A still –  Volcano – Life –
That flickered in the night –
When it was dark enough
to show do
Without endangering erasing sight –

A quiet – Earthquake style –
Too +subtle to suspect                     +smouldering 
By natures this side Naples –
The North cannot detect

The solemn – Torrid – Symbol –
The lips that never lie –
Whose hissing Corals part – and shut –
And Cities  – +ooze away –  (F517A, J601).   +– slip – • slide – • melt

In “More Life – went out” the speaker characterizes the extraordinary life she admires in terms of different kinds of heat, and how that heat might be “quenched.” This life was “lit with a finer Phosphor;” according to Dickinson's Webster’s, this is “a substance that shines in the dark; [fig.] vitality; vivacity; energy; spark of life.” Anthracite is a “species of coal which has a shining luster, approaching to metallic, and which burns without smoke, and with intense heat.” The EDA notes:

The meaning of “Anthracite’” (line 8) may derive from a distinction in Reveries of a Bachelor (1850) by Donald Grant Mitchell (“Ik Marvell”) between “bituminous” and “anthracite” people, the latter characterized by a steady, profound sensibility not easily quenched.

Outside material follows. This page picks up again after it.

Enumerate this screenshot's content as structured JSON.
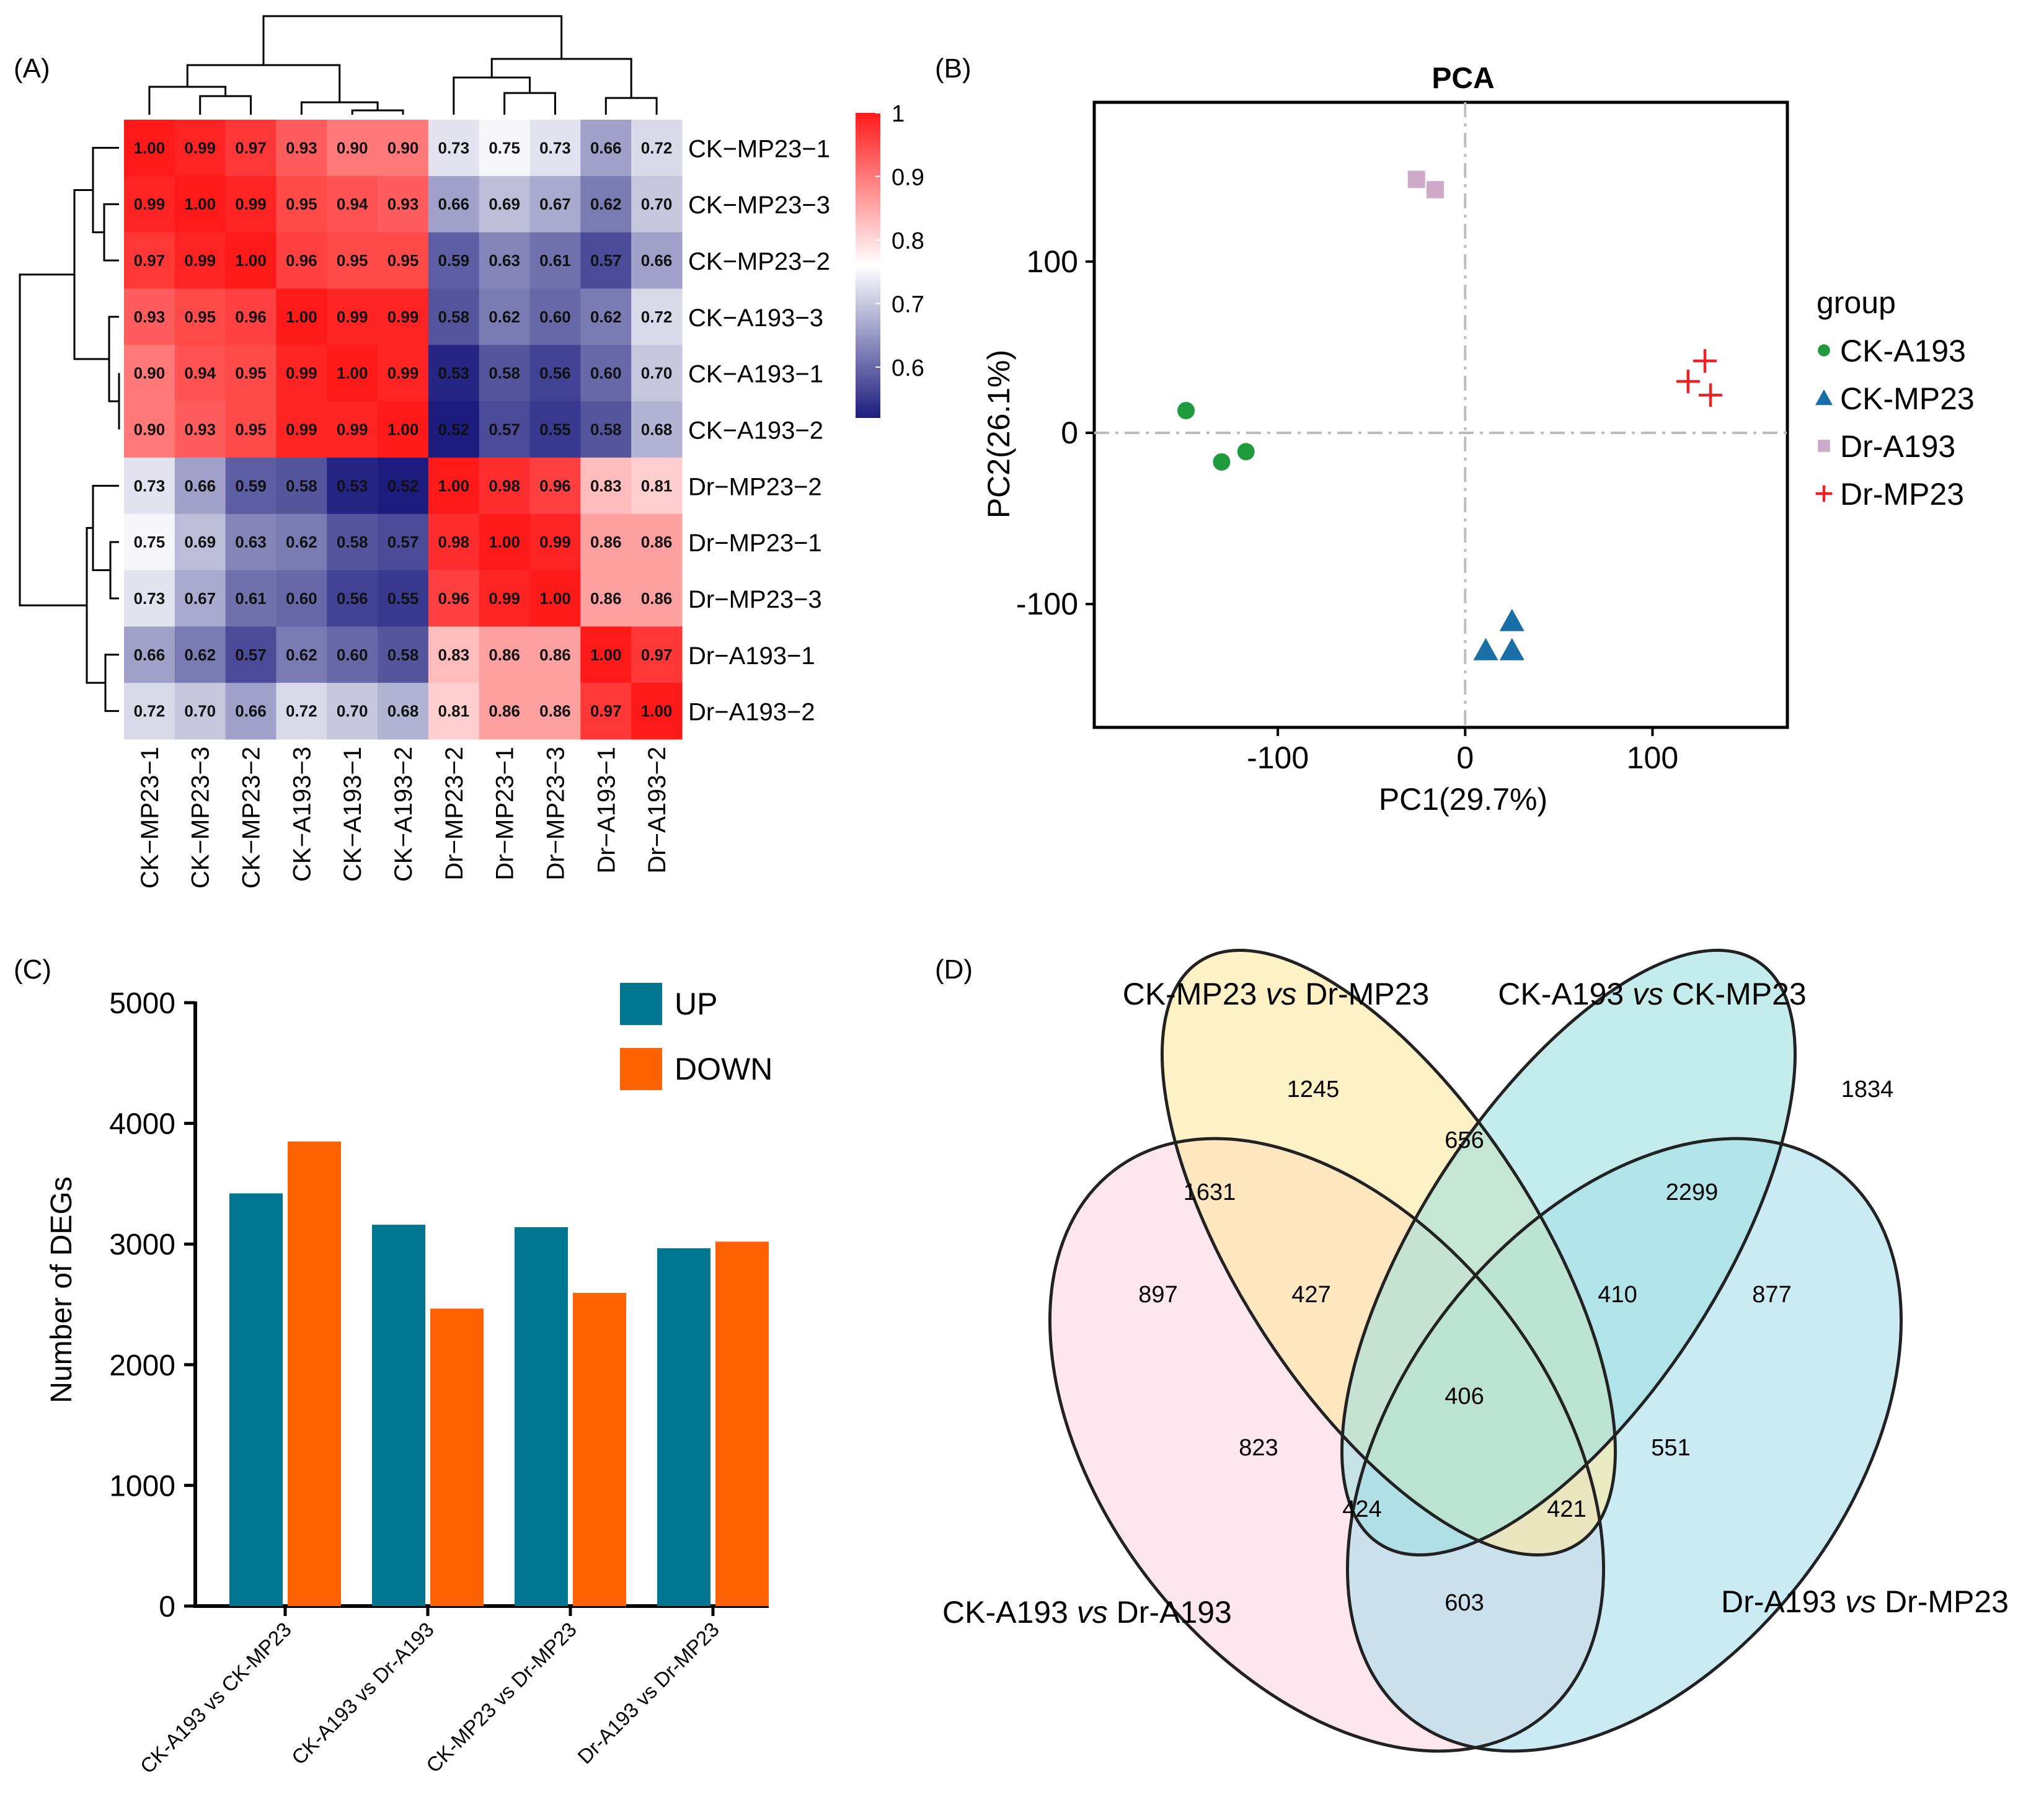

Anthracite, contrasted with “Peat,” is defined as

Organic; humus-like; sod-like; like dry soil; made of earthly elements; [fig.] dull; colorless; drab; plain; dreary; lackluster; humble; ordinary; human; mortal.

Thus, a “peat life” is unremarkable.

Dickinson also connects the extraordinary life with the warmer zones, the equator, and with the “Ethiop within,” a figure of color we have met in another guise in “The Malay took the Pearl,” and who often stands as a figure for energy, passion, life force and (masculine) power.

Sources

Hallen, Cynthia, ed. Emily Dickinson Lexicon. Provo, Utah: Brigham Young University, 2007.

 

Sources

Habegger, Alfred. My Wars are Laid Away in Books.  New York: Random House, 2001, 446-51.

Vendler, Helen. Dickinson: Selected Poems and Commentaries. Cambridge: Belknap Press of Harvard University, 2010, 190.